In 1900 some visitors to Kaunas noted that they were as if in the Middle East, with shop signs in Hebrew. Obviously, in modern times, urbanization is a necessary condition of survival. Forty years later, Kaunas was an European city. There was some friction, smearing of shop windows, controversy over relocating Jewish owned slaughterhouses away from the ruins of the castle, store closing hours. A detailed study of the latter question would make good reading, with rabbis not budging and municipal authorities searching for compromises. A few municipalities gave up: whatever. Some Lithuanian liberals criticized Jews for clericalism. There was some anti-Semitism, but it never developed into an ideology. Bad relations with Poland, and Germany, helped: anti-Semitism could be depicted as the Polish, or German, vice. One attempt to establish an anti-Semitic periodical was blocked by censors. Typically, major newspapers depicted Jews as separate but loyal, who on independence day in synagogues sing the national anthem in Hebrew. Revisionist Zionists were praised for rejecting Communism.

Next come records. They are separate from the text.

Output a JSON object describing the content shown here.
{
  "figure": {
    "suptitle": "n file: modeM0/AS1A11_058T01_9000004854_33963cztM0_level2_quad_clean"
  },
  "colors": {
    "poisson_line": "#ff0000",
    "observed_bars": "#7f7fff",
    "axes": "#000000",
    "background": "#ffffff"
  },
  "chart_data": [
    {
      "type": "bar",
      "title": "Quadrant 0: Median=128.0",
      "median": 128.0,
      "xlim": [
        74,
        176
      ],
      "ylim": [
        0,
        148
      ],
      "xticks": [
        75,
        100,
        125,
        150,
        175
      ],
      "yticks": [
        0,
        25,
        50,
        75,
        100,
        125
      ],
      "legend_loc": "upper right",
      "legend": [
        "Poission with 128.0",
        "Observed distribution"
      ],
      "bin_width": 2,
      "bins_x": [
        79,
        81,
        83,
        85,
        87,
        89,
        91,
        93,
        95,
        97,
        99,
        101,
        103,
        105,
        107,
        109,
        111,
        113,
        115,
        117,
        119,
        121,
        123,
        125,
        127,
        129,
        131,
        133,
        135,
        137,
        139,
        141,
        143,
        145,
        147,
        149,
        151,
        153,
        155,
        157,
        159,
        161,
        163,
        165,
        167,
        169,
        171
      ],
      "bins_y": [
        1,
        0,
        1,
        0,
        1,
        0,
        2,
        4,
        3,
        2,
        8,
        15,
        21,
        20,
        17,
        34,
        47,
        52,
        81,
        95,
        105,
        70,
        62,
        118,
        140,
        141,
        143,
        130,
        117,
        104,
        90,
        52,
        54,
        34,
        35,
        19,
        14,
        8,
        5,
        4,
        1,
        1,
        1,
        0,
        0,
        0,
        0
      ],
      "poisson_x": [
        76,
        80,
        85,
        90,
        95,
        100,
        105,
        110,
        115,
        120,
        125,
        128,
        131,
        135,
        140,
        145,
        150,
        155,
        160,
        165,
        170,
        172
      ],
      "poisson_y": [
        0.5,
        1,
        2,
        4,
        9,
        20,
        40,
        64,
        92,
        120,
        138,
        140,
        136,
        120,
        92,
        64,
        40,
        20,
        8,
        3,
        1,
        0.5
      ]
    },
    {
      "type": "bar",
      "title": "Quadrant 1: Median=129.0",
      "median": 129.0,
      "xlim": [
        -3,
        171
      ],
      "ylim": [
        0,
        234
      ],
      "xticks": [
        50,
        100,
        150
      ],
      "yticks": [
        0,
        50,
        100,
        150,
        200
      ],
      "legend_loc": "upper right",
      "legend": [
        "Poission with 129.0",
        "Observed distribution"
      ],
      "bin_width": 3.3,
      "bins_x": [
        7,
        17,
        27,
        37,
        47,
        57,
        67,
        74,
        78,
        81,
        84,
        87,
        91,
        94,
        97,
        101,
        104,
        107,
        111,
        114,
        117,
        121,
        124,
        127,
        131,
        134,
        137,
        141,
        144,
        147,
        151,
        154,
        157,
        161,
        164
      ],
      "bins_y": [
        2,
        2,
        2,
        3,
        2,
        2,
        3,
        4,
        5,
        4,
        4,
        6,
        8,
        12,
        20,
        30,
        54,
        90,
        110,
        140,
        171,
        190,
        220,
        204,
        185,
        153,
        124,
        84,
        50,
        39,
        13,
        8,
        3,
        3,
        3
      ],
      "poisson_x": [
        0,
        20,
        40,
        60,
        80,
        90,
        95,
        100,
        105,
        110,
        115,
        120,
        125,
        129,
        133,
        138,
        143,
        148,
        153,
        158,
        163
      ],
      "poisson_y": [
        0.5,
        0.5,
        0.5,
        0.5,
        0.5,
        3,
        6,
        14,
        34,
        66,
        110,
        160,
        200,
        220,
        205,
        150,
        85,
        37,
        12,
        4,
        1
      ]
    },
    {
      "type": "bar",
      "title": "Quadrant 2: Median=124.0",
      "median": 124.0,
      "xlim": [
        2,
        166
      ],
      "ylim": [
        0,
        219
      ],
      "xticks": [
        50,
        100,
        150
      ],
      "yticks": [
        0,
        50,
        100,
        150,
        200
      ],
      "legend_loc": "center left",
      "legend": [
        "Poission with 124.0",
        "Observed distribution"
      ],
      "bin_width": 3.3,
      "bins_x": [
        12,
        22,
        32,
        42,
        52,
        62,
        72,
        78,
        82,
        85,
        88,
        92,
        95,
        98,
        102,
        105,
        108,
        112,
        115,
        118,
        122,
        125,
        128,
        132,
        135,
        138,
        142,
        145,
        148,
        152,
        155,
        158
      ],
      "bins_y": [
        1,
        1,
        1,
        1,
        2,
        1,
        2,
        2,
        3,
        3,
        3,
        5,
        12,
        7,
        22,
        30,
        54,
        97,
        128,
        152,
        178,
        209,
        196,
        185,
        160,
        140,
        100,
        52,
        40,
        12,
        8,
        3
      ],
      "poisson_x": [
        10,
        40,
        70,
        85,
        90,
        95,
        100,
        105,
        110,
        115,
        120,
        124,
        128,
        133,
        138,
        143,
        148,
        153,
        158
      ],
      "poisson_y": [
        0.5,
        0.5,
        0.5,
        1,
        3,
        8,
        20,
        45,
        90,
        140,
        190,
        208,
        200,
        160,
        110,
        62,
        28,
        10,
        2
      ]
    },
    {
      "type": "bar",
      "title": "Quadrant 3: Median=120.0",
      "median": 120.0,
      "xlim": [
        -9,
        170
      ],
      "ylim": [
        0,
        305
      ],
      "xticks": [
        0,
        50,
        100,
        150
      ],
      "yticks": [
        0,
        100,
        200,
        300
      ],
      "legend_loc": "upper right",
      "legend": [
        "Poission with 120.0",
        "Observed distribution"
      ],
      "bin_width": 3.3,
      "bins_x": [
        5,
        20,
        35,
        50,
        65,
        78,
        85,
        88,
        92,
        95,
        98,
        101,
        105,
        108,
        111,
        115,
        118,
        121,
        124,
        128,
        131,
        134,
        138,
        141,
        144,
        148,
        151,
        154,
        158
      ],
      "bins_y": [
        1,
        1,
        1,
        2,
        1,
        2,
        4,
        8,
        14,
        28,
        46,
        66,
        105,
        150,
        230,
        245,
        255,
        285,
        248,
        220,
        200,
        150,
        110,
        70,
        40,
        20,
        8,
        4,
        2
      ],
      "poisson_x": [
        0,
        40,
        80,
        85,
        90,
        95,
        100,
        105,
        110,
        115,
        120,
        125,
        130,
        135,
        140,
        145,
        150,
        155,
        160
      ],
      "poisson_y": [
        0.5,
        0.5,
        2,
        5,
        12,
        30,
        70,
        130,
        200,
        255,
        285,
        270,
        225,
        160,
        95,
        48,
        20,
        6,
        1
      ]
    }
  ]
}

There is no space to describe economic progress, nor other cultural developments, the building of museums, theaters, libraries. By 1939 there was a substantial literature, four Lithuanian dailies and dozens of local weeklies. Some periodicals published illustrations in color, evidence of modernization in the printing trades. But enough has been said to show that upon gaining independence Lithuanians tackled the many social, cultural, economic problems, created by wars and more than a century of imperial rule.

And after a hundred years, membership in NATO and the European Union, while not without its own problems, offers hope of a second and more tranquil century.